La dermatilomanía, también conocida como trastorno de excoriación, es una condición caracterizada por el impulso recurrente de rascarse o pellizcarse la piel, lo que provoca lesiones físicas y un malestar significativo. El tratamiento más efectivo combina la terapia cognitivo-conductual (TCC) con un enfoque compasivo para manejar los disparadores emocionales que mantienen este comportamiento.
La dermatilomanía se clasifica dentro de los trastornos relacionados con el espectro obsesivo-compulsivo. A diferencia de un simple hábito, quienes viven con dermatilomanía experimentan una incapacidad para detener el comportamiento a pesar de los intentos repetidos, lo que suele derivar en infecciones, cicatrices y un profundo impacto en la autoestima. Actualmente, en DiseaseMaps.org, contamos con una comunidad de 260 personas que comparten sus experiencias y estrategias de afrontamiento frente a este desafío.

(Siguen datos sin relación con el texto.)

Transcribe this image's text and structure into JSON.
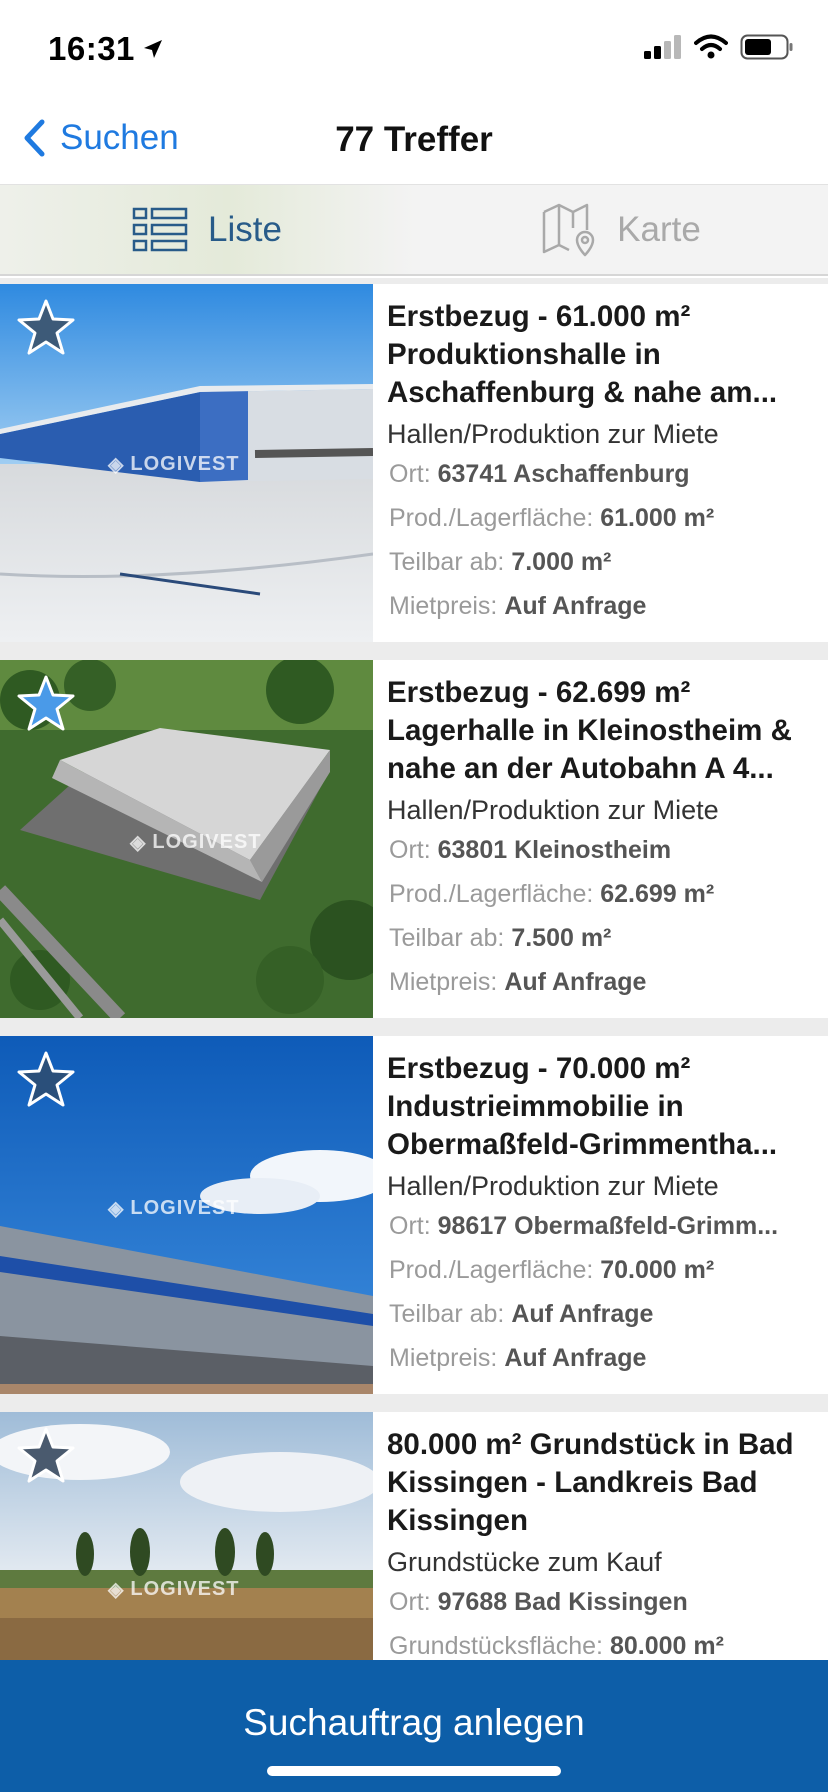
{
  "status": {
    "time": "16:31"
  },
  "nav": {
    "back_label": "Suchen",
    "title": "77 Treffer"
  },
  "tabs": [
    {
      "label": "Liste",
      "active": true
    },
    {
      "label": "Karte",
      "active": false
    }
  ],
  "listings": [
    {
      "title": "Erstbezug - 61.000 m² Produktionshalle in Aschaffenburg & nahe am...",
      "type": "Hallen/Produktion zur Miete",
      "rows": [
        {
          "label": "Ort:",
          "value": "63741 Aschaffenburg"
        },
        {
          "label": "Prod./Lagerfläche:",
          "value": "61.000 m²"
        },
        {
          "label": "Teilbar ab:",
          "value": "7.000 m²"
        },
        {
          "label": "Mietpreis:",
          "value": "Auf Anfrage"
        }
      ],
      "favorite": false,
      "watermark": "LOGIVEST"
    },
    {
      "title": "Erstbezug - 62.699 m² Lagerhalle in Kleinostheim & nahe an der Autobahn A 4...",
      "type": "Hallen/Produktion zur Miete",
      "rows": [
        {
          "label": "Ort:",
          "value": "63801 Kleinostheim"
        },
        {
          "label": "Prod./Lagerfläche:",
          "value": "62.699 m²"
        },
        {
          "label": "Teilbar ab:",
          "value": "7.500 m²"
        },
        {
          "label": "Mietpreis:",
          "value": "Auf Anfrage"
        }
      ],
      "favorite": true,
      "watermark": "LOGIVEST"
    },
    {
      "title": "Erstbezug - 70.000 m² Industrieimmobilie in Obermaßfeld-Grimmentha...",
      "type": "Hallen/Produktion zur Miete",
      "rows": [
        {
          "label": "Ort:",
          "value": "98617 Obermaßfeld-Grimm..."
        },
        {
          "label": "Prod./Lagerfläche:",
          "value": "70.000 m²"
        },
        {
          "label": "Teilbar ab:",
          "value": "Auf Anfrage"
        },
        {
          "label": "Mietpreis:",
          "value": "Auf Anfrage"
        }
      ],
      "favorite": false,
      "watermark": "LOGIVEST"
    },
    {
      "title": "80.000 m² Grundstück in Bad Kissingen - Landkreis Bad Kissingen",
      "type": "Grundstücke zum Kauf",
      "rows": [
        {
          "label": "Ort:",
          "value": "97688 Bad Kissingen"
        },
        {
          "label": "Grundstücksfläche:",
          "value": "80.000 m²"
        }
      ],
      "favorite": false,
      "watermark": "LOGIVEST"
    }
  ],
  "footer": {
    "button_label": "Suchauftrag anlegen"
  },
  "colors": {
    "accent": "#1f7ae0",
    "tab_active_text": "#285b89",
    "footer_bg": "#0d5ea8",
    "star_fav": "#4a9ae8",
    "star_default": "#3d5a78"
  }
}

El manejo de la dermatilomanía requiere identificar las situaciones de riesgo y sustituir la conducta. Es útil implementar estrategias de barrera física y técnicas de regulación emocional:
La terapia de reversión de hábitos (HRT) es el estándar de oro para tratar la dermatilomanía. Esta técnica ayuda al paciente a ser más consciente de los movimientos previos al pellizcado y a ejecutar una respuesta incompatible. Muchos pacientes encuentran gran alivio al integrar este enfoque terapéutico con grupos de apoyo, donde la validación emocional reduce el aislamiento asociado a la dermatilomanía.
Este contenido es informativo y no sustituye el consejo médico profesional; consulte siempre a su especialista para un diagnóstico y plan de tratamiento personalizado.